Health and Human Services Secretary Tom Price, for instance, said Sunday on Meet the Press that if there really were the sort of genetic testing bill marching through Congress that Chuck Todd described (there isn’t), “it sounds like there would be some significant concerns about it” and HHS might take a second look. Writers at Gizmodo, Fortune, and Vanity Fair likewise warned of a fast approaching dystopian descent. The irresistible “take”: In a world of rampant DNA collection, all of us ordinary folks will become as genetically-undesirable as poor Ethan Hawke in Gattaca (thanks to which he ended up married to Uma Thurman). Everyone knows the first of us to wither into obsolescence in a dawning totalitarian technocracy will be the genetically-flawed, we who are predisposed to imperfection by no fault of our own.

The science-fictional implications of deregulating a wellness program are too sinister not to spawn a dozen breathless blog posts.

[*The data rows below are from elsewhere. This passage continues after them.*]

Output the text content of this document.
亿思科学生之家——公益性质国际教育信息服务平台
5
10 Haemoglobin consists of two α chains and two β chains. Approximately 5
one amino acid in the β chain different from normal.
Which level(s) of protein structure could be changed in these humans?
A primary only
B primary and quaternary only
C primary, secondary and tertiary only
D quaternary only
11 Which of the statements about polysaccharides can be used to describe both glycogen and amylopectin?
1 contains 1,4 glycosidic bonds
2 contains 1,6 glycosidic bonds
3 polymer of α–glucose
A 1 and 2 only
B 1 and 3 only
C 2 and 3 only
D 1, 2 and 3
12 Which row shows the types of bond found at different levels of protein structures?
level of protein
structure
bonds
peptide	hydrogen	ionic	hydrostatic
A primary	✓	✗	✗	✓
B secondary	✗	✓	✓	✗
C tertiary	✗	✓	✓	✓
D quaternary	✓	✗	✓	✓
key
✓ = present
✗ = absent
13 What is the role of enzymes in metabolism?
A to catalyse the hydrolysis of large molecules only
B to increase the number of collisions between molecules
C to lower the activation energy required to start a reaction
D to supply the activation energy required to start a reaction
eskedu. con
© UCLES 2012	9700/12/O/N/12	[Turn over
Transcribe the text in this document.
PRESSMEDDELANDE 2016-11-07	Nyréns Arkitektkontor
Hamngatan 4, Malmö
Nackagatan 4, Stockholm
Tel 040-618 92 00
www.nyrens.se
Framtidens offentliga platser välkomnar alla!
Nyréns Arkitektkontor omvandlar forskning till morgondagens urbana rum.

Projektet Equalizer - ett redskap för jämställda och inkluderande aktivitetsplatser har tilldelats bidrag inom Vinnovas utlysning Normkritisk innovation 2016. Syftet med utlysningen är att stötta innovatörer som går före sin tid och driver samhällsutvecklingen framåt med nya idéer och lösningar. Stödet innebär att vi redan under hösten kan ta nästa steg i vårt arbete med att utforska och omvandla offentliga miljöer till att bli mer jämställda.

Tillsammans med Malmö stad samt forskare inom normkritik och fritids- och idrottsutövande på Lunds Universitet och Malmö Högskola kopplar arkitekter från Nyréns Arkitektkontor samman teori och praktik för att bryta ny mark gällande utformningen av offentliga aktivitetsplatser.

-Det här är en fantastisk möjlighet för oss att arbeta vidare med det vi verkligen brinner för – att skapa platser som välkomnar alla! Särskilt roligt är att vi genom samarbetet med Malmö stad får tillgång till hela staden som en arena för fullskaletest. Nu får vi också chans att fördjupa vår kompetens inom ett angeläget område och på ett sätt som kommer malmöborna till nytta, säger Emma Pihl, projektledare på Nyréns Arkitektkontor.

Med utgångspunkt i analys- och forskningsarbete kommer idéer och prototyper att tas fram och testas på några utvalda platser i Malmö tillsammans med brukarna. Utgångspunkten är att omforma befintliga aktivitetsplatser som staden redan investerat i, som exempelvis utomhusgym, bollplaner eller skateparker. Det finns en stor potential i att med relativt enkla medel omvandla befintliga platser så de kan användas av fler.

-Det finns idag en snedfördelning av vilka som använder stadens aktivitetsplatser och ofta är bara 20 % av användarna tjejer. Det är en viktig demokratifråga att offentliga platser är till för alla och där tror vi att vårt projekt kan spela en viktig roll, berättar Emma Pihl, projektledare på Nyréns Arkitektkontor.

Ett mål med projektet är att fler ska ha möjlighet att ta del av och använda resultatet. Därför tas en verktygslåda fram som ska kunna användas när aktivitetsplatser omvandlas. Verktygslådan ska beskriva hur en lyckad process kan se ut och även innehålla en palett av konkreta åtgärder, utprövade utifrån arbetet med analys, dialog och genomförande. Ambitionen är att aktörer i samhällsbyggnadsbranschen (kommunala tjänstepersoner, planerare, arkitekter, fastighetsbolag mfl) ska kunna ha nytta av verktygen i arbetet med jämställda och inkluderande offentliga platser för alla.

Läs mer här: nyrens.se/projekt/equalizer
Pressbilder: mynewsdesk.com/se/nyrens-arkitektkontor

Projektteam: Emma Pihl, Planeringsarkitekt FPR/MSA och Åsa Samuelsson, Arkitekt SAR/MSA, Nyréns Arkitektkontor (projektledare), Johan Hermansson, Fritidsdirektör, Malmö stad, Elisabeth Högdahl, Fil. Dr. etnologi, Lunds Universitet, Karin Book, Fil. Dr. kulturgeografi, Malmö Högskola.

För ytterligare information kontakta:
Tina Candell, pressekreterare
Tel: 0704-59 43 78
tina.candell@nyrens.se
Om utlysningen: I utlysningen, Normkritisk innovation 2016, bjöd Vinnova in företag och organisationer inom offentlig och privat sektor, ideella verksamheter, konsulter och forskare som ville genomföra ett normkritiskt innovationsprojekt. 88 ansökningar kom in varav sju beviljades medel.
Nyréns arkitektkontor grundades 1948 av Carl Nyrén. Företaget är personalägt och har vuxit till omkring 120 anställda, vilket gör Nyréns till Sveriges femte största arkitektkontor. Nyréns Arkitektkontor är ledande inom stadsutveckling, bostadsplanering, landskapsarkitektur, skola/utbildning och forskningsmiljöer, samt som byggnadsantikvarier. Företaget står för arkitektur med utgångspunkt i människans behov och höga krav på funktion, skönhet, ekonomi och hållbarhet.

It’s also an inevitable post-Obama reawakening to the horrors of big government: The very idea of “employee wellness” is no creepier now than it was nine years ago—but only now is it acceptable to notice just how creepy it is. And it’s a more legitimate and pop-culturally familiar reason to panic than most of the news cycle nowadays. Nothing unites a divided a nation quite like a collective freakout that could have been cribbed from a horror movie.